January 19, 1999
A Review by Pat and Ernie Pinson
The second performance in the Mobile Symphony Series found everyone in rare form. All seemed to have their own jokes, from the opening remarks of the first lady of the University of South Alabama (a "refrain" is something forbidden) to maestro Butterman's witty remarks on Don Juan (Clinton's attorneys have missed the "pursuit of the ideal woman" in their argument), to Stravinsky's witticisms in The Firebird. And the audience loved it.
Playing music from an 80-year period around the turn of the century, the Louisiana Philharmonic Orchestra presented bold portrayals of legendary heroes Friday night, January 8. Michael Butterman, conductor, explained and demonstrated the cast of characters in the music reminiscent of the Leonard Bernstein young people's concerts back in the 1950s. Between his commentary and the well-written program notes, the concert was a literary delight and a musical bon mot. Butterman was well suited to the idea of musical story since much of his conducting has been in opera, and his articulate descriptions were full of visual detail.

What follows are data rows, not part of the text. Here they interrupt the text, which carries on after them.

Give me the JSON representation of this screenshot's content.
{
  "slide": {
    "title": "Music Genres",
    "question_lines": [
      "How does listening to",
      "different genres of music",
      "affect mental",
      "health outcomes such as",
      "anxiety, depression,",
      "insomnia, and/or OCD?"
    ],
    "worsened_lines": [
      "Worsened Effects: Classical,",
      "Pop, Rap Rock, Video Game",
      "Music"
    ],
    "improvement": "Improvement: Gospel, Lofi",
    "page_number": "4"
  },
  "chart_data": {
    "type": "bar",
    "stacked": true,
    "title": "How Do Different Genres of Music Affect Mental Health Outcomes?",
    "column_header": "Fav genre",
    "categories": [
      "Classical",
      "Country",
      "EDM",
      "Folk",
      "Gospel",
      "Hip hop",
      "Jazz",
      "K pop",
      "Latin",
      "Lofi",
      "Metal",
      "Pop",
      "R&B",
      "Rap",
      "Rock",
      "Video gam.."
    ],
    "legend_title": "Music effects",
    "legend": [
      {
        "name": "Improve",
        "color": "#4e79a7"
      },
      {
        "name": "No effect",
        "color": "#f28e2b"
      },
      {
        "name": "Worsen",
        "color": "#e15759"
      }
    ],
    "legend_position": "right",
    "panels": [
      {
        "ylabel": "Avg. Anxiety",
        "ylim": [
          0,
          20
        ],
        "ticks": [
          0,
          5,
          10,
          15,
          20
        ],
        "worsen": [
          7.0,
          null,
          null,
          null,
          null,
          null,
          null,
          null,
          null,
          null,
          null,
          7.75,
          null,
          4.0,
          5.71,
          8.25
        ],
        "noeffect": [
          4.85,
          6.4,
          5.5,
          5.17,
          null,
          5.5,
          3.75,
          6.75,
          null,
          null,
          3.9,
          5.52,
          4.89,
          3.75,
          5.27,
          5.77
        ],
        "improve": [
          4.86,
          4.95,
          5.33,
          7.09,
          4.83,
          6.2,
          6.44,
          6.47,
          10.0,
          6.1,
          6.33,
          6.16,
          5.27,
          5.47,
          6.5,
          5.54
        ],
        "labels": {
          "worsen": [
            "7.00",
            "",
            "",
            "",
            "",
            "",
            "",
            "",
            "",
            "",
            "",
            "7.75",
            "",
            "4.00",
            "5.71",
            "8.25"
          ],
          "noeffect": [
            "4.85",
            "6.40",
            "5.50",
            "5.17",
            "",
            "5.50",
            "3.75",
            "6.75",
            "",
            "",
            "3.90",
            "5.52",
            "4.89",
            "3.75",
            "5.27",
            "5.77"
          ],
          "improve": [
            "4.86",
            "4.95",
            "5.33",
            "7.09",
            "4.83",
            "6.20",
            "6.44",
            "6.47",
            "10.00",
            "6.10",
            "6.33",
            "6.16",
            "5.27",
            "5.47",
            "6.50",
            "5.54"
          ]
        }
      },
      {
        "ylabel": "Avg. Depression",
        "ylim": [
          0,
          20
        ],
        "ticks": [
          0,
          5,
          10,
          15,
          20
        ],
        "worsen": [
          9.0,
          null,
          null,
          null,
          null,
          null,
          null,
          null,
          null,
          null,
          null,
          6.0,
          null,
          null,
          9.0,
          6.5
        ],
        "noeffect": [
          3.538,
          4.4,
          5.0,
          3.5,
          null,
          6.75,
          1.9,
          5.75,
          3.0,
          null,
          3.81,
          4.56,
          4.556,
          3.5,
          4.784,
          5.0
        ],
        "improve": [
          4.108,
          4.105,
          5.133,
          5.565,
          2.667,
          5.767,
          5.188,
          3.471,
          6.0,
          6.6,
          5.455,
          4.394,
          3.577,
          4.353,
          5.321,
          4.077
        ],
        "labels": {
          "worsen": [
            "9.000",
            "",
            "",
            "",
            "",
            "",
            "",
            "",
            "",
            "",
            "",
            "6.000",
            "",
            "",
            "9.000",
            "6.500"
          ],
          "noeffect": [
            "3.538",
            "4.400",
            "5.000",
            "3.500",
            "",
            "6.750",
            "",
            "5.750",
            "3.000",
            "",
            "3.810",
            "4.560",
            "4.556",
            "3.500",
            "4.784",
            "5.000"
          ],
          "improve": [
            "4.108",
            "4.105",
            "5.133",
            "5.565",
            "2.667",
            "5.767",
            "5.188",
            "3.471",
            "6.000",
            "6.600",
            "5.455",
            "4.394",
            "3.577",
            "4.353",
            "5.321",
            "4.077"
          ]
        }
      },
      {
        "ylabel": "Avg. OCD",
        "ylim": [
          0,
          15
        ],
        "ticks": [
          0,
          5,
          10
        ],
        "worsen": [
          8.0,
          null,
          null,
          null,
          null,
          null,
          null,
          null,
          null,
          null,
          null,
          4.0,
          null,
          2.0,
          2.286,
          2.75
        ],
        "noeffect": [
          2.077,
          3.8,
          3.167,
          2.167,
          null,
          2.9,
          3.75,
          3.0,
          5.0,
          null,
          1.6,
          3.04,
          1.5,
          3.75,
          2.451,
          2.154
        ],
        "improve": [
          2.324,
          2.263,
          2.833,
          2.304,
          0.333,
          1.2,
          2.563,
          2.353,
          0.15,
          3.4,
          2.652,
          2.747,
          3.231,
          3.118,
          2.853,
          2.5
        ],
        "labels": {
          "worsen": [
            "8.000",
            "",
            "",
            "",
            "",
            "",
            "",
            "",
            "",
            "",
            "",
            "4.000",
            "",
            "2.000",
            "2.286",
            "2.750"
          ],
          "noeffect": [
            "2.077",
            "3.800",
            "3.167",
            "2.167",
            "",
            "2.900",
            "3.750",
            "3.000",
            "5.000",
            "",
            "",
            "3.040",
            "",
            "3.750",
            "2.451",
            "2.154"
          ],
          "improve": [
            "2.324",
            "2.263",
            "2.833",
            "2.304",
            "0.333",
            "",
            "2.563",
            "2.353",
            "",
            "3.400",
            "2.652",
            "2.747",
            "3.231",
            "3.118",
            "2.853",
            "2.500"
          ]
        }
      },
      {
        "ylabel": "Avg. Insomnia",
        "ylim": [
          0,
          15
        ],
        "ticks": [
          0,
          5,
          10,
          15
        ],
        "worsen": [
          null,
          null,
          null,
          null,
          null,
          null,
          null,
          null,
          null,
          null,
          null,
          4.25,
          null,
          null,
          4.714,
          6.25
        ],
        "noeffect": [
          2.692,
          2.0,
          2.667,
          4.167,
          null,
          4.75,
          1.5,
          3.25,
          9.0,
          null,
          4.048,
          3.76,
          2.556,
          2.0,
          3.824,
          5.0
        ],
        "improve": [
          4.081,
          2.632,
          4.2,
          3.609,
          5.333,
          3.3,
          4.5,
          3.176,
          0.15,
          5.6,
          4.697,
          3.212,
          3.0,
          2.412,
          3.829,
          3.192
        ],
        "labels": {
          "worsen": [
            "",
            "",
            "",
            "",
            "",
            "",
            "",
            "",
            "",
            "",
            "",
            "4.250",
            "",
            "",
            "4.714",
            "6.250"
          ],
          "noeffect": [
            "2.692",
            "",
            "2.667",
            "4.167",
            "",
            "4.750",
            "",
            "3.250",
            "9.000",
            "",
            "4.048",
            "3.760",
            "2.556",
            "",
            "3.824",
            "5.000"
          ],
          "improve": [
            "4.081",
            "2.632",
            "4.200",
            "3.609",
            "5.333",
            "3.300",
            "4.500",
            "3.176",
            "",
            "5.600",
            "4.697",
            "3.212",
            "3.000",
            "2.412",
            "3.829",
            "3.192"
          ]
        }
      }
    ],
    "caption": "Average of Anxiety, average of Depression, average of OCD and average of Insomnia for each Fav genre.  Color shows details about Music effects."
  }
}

The program ranged from Wagnerian opera, to a 1944 film sound track, to a Stravinsky ballet. The William Walton film music Suite from Henry V was vivid in its action of Shakespearean England; Mr. Butterman called it musical onomatopoeia. However, the high point of the concert was the second half. Richard Strauss' tone poem Don Juan has one of the most difficult openings of any concert fare, but its precise delivery set the tone for the rest of the program. Syncopation and emphasis on all the tone colors an orchestra can produce were prevalent in both the Strauss and Stravinsky's Suite from The Firebird which followed. Particularly in the latter, the sound field seems to be made up of patches of color -- woodwinds, brass, horns -- which you have to stand back to grasp the whole picture, much like a pointillist painting. Instruments were often highlighted in short solos, each well in tune and very secure. Particularly noticeable was the excellent group of French horns, not an easy instrument to play to begin with, and these exposed solos were just about flawless.
The orchestra had many young players, and the playing was extraordinarily clean -- entrances sounded as if they were made by one instrument with many timbres. And the performance was the most musical that we've heard in a long time.
Praise also goes to the audience which was extremely attentive and responsive with Bravos at the end of the demanding and well executed program.